Does Penny have a special pair of pants for every occasion? Last week it was her Angela Bassett pants, extra-flowy and ready to comfort and empower a lady friend in need. (Stop waitin’ and start exhalin’!) This week it was Pajoveralls. Not just Pajama Jeans, Pajoveralls. (In case you don’t already know, Pajama Jeans look like jeans but feel like pajamas!)
Penny ended up in said as-seen-on-tv casual-wear due to a cleanse-induced depression state. ‘Cocktails and Dreams’ starts off with Penny on a cleanse and Dave with a liquor license for his food truck. Alex joins in on cleansing and takes to it quickly – while Alex is high on starvation endorphins (or ‘the release of toxins’ as Gwen says) and enamoured with how high she can jump, Penny has lapsed in to full on depression. She almost jumps off Brad and Jane’s balcony. And that’s how she ends up in Pajoveralls.
Meanwhile, Dave’s speakeasy themed, late night food truck bar is a Chicago hit.
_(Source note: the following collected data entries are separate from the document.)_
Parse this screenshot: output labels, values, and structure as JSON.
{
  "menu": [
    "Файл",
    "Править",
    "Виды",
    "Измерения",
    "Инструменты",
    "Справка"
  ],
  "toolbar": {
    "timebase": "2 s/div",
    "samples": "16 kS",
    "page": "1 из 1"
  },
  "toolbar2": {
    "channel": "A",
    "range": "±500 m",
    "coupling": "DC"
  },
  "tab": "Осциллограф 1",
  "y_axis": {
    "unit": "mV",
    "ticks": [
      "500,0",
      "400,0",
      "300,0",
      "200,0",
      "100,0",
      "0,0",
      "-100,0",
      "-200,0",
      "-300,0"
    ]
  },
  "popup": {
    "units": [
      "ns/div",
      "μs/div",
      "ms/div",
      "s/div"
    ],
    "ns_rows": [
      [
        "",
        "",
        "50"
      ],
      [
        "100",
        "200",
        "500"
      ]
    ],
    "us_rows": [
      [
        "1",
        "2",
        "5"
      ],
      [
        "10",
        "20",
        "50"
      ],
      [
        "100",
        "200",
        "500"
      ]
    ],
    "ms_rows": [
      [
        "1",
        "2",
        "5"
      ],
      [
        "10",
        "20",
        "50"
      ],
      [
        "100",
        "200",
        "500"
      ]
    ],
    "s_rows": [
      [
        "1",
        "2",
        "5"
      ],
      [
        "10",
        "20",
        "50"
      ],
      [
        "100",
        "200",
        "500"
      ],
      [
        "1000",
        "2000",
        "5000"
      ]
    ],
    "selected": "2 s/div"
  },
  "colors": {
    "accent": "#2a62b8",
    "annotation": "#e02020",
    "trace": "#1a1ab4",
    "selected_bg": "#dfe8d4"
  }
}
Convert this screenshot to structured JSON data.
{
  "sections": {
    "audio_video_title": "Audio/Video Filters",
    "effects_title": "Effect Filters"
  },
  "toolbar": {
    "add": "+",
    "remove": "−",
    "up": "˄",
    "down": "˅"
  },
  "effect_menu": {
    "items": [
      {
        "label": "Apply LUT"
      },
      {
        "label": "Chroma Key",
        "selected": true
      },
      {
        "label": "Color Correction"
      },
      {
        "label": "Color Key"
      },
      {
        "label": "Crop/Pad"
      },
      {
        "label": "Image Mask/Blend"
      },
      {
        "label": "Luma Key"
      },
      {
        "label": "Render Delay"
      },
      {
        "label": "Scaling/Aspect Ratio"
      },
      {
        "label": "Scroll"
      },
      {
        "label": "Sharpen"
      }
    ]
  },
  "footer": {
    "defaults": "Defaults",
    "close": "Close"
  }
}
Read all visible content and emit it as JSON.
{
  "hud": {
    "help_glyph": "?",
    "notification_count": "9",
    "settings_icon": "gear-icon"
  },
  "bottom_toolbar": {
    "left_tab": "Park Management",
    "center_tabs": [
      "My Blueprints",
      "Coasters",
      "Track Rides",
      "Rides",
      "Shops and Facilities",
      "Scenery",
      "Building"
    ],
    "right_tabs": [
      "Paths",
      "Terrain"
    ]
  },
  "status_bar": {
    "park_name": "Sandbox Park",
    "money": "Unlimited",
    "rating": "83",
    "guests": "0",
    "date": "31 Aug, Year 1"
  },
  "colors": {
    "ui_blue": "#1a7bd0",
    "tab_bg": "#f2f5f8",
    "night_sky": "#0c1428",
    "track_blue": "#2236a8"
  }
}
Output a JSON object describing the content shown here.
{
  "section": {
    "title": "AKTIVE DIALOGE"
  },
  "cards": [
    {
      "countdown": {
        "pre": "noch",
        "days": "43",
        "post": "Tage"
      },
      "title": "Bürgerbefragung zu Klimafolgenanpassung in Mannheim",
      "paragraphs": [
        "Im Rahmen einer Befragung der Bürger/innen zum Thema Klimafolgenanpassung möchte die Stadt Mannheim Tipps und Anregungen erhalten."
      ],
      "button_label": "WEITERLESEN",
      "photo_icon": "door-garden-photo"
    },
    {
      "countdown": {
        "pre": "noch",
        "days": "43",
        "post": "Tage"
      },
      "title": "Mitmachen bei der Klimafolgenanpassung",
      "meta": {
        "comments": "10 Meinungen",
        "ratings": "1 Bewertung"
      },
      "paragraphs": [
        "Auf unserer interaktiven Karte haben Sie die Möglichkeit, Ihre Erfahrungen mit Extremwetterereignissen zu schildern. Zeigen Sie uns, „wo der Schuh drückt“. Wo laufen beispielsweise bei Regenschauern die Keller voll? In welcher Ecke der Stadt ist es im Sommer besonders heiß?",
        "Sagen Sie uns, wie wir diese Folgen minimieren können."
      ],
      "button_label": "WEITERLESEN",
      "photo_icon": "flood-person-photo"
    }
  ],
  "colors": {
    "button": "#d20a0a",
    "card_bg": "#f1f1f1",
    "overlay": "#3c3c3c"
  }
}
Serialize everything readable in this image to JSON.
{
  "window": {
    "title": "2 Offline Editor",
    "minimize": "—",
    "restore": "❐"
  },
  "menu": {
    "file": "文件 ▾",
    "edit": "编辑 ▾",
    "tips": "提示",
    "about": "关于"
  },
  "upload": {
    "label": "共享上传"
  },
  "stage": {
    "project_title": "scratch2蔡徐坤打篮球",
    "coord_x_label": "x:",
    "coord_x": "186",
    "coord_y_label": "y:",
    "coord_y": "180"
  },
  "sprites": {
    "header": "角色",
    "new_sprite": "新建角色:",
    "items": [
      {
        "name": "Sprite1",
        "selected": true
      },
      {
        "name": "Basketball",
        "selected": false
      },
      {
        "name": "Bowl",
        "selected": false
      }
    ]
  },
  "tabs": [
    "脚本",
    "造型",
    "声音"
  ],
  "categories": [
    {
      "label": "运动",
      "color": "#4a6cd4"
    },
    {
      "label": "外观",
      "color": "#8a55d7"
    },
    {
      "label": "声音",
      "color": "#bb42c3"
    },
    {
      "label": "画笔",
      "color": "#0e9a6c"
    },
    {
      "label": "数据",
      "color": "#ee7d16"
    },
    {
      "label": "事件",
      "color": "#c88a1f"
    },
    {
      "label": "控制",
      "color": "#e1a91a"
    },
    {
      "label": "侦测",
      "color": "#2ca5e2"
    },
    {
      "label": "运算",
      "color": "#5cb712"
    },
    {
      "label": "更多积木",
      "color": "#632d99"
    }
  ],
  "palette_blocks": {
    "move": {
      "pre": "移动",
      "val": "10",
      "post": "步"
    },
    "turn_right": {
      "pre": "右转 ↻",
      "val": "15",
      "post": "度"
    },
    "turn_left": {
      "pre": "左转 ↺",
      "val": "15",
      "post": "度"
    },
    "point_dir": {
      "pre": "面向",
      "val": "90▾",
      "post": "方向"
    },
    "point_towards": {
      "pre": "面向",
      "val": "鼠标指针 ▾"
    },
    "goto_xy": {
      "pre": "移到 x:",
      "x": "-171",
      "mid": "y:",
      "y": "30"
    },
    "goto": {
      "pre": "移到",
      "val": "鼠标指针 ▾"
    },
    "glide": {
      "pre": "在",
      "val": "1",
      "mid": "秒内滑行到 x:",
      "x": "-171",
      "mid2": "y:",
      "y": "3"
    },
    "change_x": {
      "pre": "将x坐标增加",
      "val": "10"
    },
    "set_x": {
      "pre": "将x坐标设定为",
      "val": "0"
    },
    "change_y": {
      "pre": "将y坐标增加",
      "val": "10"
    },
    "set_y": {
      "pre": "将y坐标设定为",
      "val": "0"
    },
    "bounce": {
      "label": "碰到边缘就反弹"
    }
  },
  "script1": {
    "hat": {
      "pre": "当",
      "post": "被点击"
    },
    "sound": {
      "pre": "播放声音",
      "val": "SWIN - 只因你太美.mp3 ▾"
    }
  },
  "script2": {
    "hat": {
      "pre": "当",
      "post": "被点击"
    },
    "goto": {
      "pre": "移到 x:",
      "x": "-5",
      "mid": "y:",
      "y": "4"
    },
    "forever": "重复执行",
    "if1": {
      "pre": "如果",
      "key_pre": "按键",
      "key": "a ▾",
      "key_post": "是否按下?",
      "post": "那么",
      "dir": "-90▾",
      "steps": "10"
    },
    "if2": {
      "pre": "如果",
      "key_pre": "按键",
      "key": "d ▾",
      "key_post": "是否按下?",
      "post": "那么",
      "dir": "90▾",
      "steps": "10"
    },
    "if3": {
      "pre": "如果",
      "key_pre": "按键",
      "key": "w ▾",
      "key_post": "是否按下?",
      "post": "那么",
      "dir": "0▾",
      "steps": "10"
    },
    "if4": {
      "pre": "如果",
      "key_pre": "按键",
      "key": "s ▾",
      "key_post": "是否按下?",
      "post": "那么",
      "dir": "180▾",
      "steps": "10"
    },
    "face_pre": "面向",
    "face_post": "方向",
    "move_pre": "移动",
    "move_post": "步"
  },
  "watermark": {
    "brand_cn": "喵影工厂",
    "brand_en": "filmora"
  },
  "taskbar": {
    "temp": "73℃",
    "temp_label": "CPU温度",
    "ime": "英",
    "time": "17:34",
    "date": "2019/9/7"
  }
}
But the drinks, which contain turpentine? are causing everyone but an absent Max and cleansing Alex to have sex dreams about Dave. In some hilarious set-ups too – Jane has a fantasy about ‘drunk cleaning’ Dave’s truck, Brad is impressing Dave with his Bush by Kevin Bush cologne and for Penny, it’s Dave proposing to her in a log cabin. There’s a round of hysteria over why these dreams are happening and we find out Brad has had past explicit reveries about Fran Sinclair, the mom from Dinosaurs. The three are relieved to find the cause of their Dave-dreams are the drinks. Though it seems like Penny wants it to happen again and chugs what remains in her mason jar.
In a slightly sadder plotline Max is concerned about how much time he’s been spending with Grant and worried he’s settling down. Then, after discovering fritatas (‘egg pizza’) and having a great day with Grant, he decides he’s ready for a future with him. He is disappointed to find out though, that Grant doesn’t see kids in his future. They decide to go on a break :(. I hope this isn’t the last of Grant!
Alex discovers her cleanse guru, played by the always great Paul Scheer, is actually part of some strange toxins-free orgy gang. She quickly ditches cleansing for a plate of ribs at the bar and finally tries one of Dave’s drinks as he closes up his speak easy. The briefly popular spot is now panned as a fad by the same listings magazine that named it a hot spot. What we (and Alex) believe is another Dave fantasy is actually really happening and with that Alex and Dave are on again? The plot thickens!
“Bitch it’s 5:30!”
Brilliant Things I Forgot to Mention: Colin Hanks, Rat Poison/Pirate Cereal confusion, ‘Whore’s Bath’ confusion (and Penny’s amazing diatribe and overpronouncing of Au Bon Pain), “You found my My Morning Jacket jacket”, ‘Floor Bacon’, the Freddy Kruger sweater, the mini-triathalon, Kris Jenner, Krippendorf’s Tribe and Jon Voight/Varsity Blues.